SALMO RESPONSORIAL – Salmo 144(145)
Refrão: Louvarei para sempre o vosso nome, Senhor meu Deus e meu Rei.

Quero exaltar-Vos meu Deus e meu Rei
e bendizer o vosso nome para sempre.
Quero bendizer-vos, dia após dia,
e louvar o vosso nome para sempre.

O Senhor é clemente e compassivo,
paciente e cheio de bondade.
O Senhor é bom para com todos
e a sua misericórdia se estende a todas as criaturas.

Graças Vos dêem, Senhor, todas as criaturas
e bendigam-Vos os vossos fiéis.
Proclamem a glória do vosso Reino
e anunciem os vossos feitos gloriosos.

O Senhor é fiel à sua palavra
e perfeito em todas as suas obras.
O Senhor ampara os que vacilam
e levanta todos os oprimidos.


Leitura da Segunda Epístola do apóstolo São Paulo aos Tessalonicenses
(2 Tes 1,11-2,2)
Irmãos: Oramos continuamente por vós, para que Deus vos considere dignos do seu chamamento e, pelo seu poder, se realizem todos os vosso bons propósitos e se confirme o trabalho da vossa fé. Assim o nome de Nosso Senhor Jesus Cristo será glorificado em vós, e vós n’Ele, segundo a graça do nosso Deus e do Senhor Jesus Cristo. Nós vos pedimos, irmãos, a propósito da vinda de Nosso Senhor Jesus Cristo e do nosso encontro com Ele: Não vos deixeis abalar facilmente nem alarmar por qualquer manifestação profética, por palavras ou por cartas, que se digam vir de nós, pretendendo que o dia do Senhor está iminente.

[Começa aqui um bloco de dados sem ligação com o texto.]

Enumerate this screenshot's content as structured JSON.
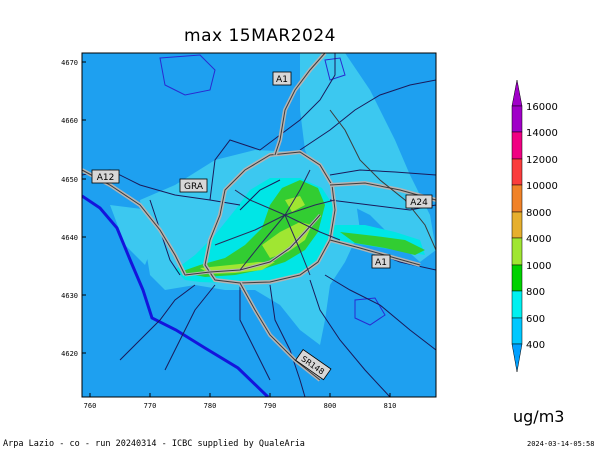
{
  "title": "max 15MAR2024",
  "unit": "ug/m3",
  "footer": {
    "left": "Arpa Lazio - co - run 20240314 - ICBC supplied by QualeAria",
    "right": "2024-03-14-05:58"
  },
  "axes": {
    "x_ticks": [
      "760",
      "770",
      "780",
      "790",
      "800",
      "810"
    ],
    "y_ticks": [
      "4670",
      "4660",
      "4650",
      "4640",
      "4630",
      "4620"
    ]
  },
  "road_labels": [
    "A1",
    "A12",
    "GRA",
    "A24",
    "A1",
    "SR148"
  ],
  "legend": {
    "levels": [
      "400",
      "600",
      "800",
      "1000",
      "4000",
      "8000",
      "10000",
      "12000",
      "14000",
      "16000"
    ],
    "colors": [
      "#00a0ff",
      "#00c8ff",
      "#00f0f0",
      "#00d200",
      "#a0e632",
      "#e6af2d",
      "#f08228",
      "#fa3c3c",
      "#f00082",
      "#a000c8"
    ]
  },
  "field_colors": {
    "base": "#1ea0f0",
    "light": "#3cc8f0",
    "cyan": "#00e6e6",
    "green": "#32cd32",
    "yellowgreen": "#a0e632",
    "sea": "#1e6eff",
    "coast": "#1414dc"
  }
}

Evangelho de Nosso Senhor Jesus Cristo segundo São Lucas
(Lc 19,1-10)
Naquele tempo, Jesus entrou em Jericó e começou a atravessar a cidade. Vivia ali um homem rico chamado Zaqueu, que era chefe de publicanos. Procurava ver quem era Jesus, mas, devido à multidão, não podia vê-l’O, porque era de pequena estatura. Então correu mais à frente e subiu a um sicómoro, para ver Jesus, que havia de passar por ali. Quando Jesus chegou ao local, olhou para cima e disse-lhe: «Zaqueu, desce depressa, que Eu hoje devo ficar em tua casa». Ele desceu rapidamente e recebeu Jesus com alegria. Ao verem isto, todos murmuravam, dizendo: «Foi hospedar-Se em casa dum pecador». Entretanto, Zaqueu apresentou-se ao Senhor, dizendo: «Senhor, vou dar aos pobres metade dos meus bens e, se causei qualquer prejuízo a alguém, restituirei quatro vezes mais». Disse-lhe Jesus: «Hoje entrou a salvação nesta casa, porque Zaqueu também é filho de Abraão. Com efeito, o Filho do homem veio procurar e salvar o que estava perdido».


SEM EXCEPÇÃO
Depois de algumas parábolas e ensinamentos “teóricos”, hoje Jesus demonstra-nos “na prática” uma das verdades mais bonitas, inesperadas e comoventes do Evangelho: Deus ama todos os seus filhos, sem excepção, e não exclui do Seu amor os marginalizados, os “impuros”, os pecadores públicos. Pelo contrário, é precisamente por eles (aqueles que a doutrina “oficial” colocou à margem da salvação) que Deus manifesta uma especial predilecção.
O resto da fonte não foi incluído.